Emma heaved a sigh. The tingle of fear in her stomach
subsided. There was nothing to worry about. Well, there was one
thing.

"This is going to plug the air filters."

"I'll take the filter off..." James said.

"No, wait. Then the bran will get sucked into the
compressors. I've got an idea." She swam up the ladder to life
support.

"Hey, Settler Three. What's going on?" Filip called
over the module link. The transmission lag was becoming
annoying.

"It's okay. Just a bag of wheat bran broke open,
that's all," Liz said.

Emma returned with some large squares of plush filter
medium in light frames.

"Brush off as much bran as you can, and then put a
clean filter in front. Like this." Emma slid the new filter up as
she brushed bran off the one installed in the hull. Airflow held it
in place as bran collected on the surface.

"We just keep changing the filters until we collect
all the bran. We'll need bags, and - where's that vacuum
cleaner?"

Liz floated over, passing out dust masks from the
medical kit. They drifted in the swirling bran storm, waiting for
the filters to collect enough to vacuum off. The cat clung with his
back claws to a fabric square on the hull, wildly swiping at flakes
floating by.

James pointed to the Earth Scan sphere, now
brightened to yellow.

"The little beggar is upstaging me."

They spent all day cleaning. Even though it got
tedious after a while, Emma welcomed the break in routine.

 

***

 

Holidays also broke the routine and brightened the
Earth Scan sphere. Oktoberfest was international, so everyone
enjoyed that. They celebrated Canadian Thanksgiving for Liz and
Halloween for James.

There weren't any candles on board, of course, but
Claude dimmed the module lights and looped a vid on the main screen
of children singing and carrying Martinmas lanterns through a
forest.

"Why lanterns?" Emma asked.

“Sunset is earlier as winter
comes, so children carry lanterns to the
neighbors."

"I prefer Halloween," James
said. "Then I get candy."

Emma expected Claude to grumble
at James, but he looked lost in thought.

"Let's eat," she said brightly.

While cylinders of macronutrients couldn't provide
much holiday cheer, even extruded into funny shapes by the food
printer, there were a few treats in the galley cabinets - dried
fruit, chocolate, textured cheese, and some squeeze tubes of wine
and beer.

"Beer loses something in a squeeze tube," Claude said
sadly. "I can't watch bubbles rise or smell the brew properly."

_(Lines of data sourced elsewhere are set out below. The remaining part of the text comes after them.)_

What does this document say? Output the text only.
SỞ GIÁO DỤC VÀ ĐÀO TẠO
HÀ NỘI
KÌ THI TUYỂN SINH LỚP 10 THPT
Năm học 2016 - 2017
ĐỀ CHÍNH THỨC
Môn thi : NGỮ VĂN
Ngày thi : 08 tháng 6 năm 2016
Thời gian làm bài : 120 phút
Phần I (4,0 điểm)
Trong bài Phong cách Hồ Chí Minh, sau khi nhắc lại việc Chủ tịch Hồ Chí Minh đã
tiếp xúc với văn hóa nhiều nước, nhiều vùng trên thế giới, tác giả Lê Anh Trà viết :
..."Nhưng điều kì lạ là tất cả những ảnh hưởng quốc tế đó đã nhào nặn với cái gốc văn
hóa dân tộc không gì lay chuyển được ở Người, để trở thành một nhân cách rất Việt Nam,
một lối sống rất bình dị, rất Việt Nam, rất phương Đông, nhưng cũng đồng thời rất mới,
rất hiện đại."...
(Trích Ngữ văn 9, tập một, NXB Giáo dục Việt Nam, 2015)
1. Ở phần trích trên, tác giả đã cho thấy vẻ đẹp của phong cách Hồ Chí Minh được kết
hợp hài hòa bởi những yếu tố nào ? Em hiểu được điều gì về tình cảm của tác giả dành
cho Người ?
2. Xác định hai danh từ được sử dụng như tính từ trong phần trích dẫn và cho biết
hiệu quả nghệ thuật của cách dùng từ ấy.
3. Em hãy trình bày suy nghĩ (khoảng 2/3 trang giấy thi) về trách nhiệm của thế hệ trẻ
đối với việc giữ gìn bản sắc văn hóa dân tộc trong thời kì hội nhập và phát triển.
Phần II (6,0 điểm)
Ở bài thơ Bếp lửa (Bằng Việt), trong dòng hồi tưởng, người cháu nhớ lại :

"I can't smell anything anyway," Emma said. "My
head's all stuffed up and achy. I feel like I'm hanging upside
down."

"As your medic," Liz said, "all I can suggest is grin
and bear it. You'll feel better when you get some gravity under
your feet."

"I know what you need," James said. He maneuvered up
to the ceiling and unfastened a few bungee cords.

"Hey," Claude said. "Those hold cargo in place."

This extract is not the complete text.